Frappe qui aurait pu être puissante pour celui qui voulait faire de la France la « start up nation » (concept central de son premier mandat, prônant innovation, mobilité, entrepreneuriat), mais il manque cohérence et poids de corps.

Le style Macron est une une communication punchy, ambivalente, parfois brutale. Une forme de qualité mais, avec le recul, un manque de fond.

Macron utilise volontiers un registre familier dans un cadre institutionnel — ce qui crée un contraste saisissant avec sa fonction.
Ces phrases étonnent, agacent, séduisent, mais ne laissent jamais indifférent.

Principales caractéristiques :
• Phrases courtes, imagées, faciles à mémoriser.
• Provocation assumée, souvent en réaction à une interpellation.
• Une pratique du “direct” qui détonne avec la fonction présidentielle.
• Une recherche permanente d’un effet de manche, voire d’un effet de scène.

Certaines sont devenues de véritables repères culturels, reprises en boucle dans les médias, transformées en mèmes, caricaturées.

Et quelques-unes surtout ont marqué la société, car elles révèlent un angle mort de son rapport à la réalité sociale.

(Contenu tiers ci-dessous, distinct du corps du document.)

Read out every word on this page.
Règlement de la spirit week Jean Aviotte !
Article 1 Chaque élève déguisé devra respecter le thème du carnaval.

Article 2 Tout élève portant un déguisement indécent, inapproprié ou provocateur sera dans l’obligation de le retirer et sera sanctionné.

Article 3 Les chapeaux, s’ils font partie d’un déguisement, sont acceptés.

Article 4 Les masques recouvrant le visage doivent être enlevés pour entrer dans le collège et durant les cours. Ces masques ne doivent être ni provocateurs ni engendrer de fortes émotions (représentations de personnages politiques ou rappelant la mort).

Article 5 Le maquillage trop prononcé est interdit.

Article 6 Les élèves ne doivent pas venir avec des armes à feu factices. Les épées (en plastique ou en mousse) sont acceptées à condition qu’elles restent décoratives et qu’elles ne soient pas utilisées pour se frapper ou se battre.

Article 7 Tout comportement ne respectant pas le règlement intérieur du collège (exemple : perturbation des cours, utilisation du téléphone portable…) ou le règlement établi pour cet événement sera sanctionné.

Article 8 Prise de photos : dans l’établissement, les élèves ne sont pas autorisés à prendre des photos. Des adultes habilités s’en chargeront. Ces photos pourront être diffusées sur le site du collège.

Voici quelques punchlines marquantes, classées par thème

  • sociales : entre déconnexion et volontarisme
    • « Je traverse la rue, je vous en trouve ! » en 2018, à un jeune horticulteur au chômage), devenu le symbole immédiat d’une supposée déconnexion avec les difficultés des Français.
    • « Les gens qui ne sont rien. » en 2017, à la gare de Lyon, devant les anciens salariés de GM&S, devenue iconique, souvent sortie de son contexte, mais qui a profondément choqué. N’oublions pas une version plus positive du même propos, largement ignorée « Ceux qui ne sont rien peuvent devenir quelque chose. »
    • « Les Gaulois réfractaires au changement. » Étiquette posée sur une frange de la population, souvent perçue comme condescendante.
    • Ces phrases touchent parce qu’elles sont prononcées du haut de l’État, avec un ton frontal inhabituel pour un président. Elles deviennent instantanément des marqueurs politiques, associés à un rapport vertical au peuple.
  • globales : innovation, climat, souveraineté
    • « Make our planet great again. » fut la riposte à Trump après le retrait des États-Unis des accords de Paris. Ce coup de com magistral, viral, mais jugé paradoxal au vu de certains arbitrages ultérieurs sur l’écologie (dont… la 5G).
    • Le « Quoi qu’il en coûte. » en 2020 face à la crise du Covid fut l’une des phrases les plus fortes de son quinquennat, devenue symbole de la mobilisation totale de l’État
  • “coup de coude”, réactions à chaud, oratoires ou improvisées
    • « Je passe. » à une ouvrière décrivant des conditions de travail difficiles, n’est pas passé et ne passe toujours pas.
    • « En même temps. » est devenu une marque de fabrique, symbole d’ambiguïté, finement politique pour certains, floue et irritante pour d’autres. Si le fond avait été là, il aurait touché quelque chose de juste car il y a des bonnes choses (parfois le thème plus que la mise en oeuvre) à prendre dans tous les partis politiques, centristes comme extrême.
    • Ces phrases, souvent prononcées en déplacement, au détour d’un micro, ou dans des moments d’improvisation, illustrent un rapport spontané au langage, dont la maîtrise est parfois un atout… et parfois un piège.

Ce que montrent ces punchlines : un président qui veut frapper… sans renverser

Macron frappe vite, fort, mais court :
• La punchline vient marquer un point.
• Elle vise à redéfinir la scène mais malheureusement dans une vision binaire du monde (progressistes vs. rétrogrades, innovateurs vs. rassuristes) qui est un concept mental archaique adapté aux problèmes compliqués plus qu’aux enjeux complexes – paradoxal pour un homme aussi intelligent.
• Elle crée un cadre mental.

La communication d’Emmanuel Macron repose sur des phrases-chocs qui alimentent autant l’adhésion que la controverse.
Elles dessinent le portrait d’un président :
• à l’aise dans la confrontation verbale,
• adepte de la provocation contrôlée,
• obsédé par la notion de progrès,
• mais souvent rattrapé par une perception de distance sociale.

Dommage, il aurait pu être fort, dans la forme s’il y avait eu plus de fond, de préparation, de connexion. Punchline mais pas de pitch car les français n’ont pas acheté (au délà de l’exceptionnelle 1ère campagne présidentielle).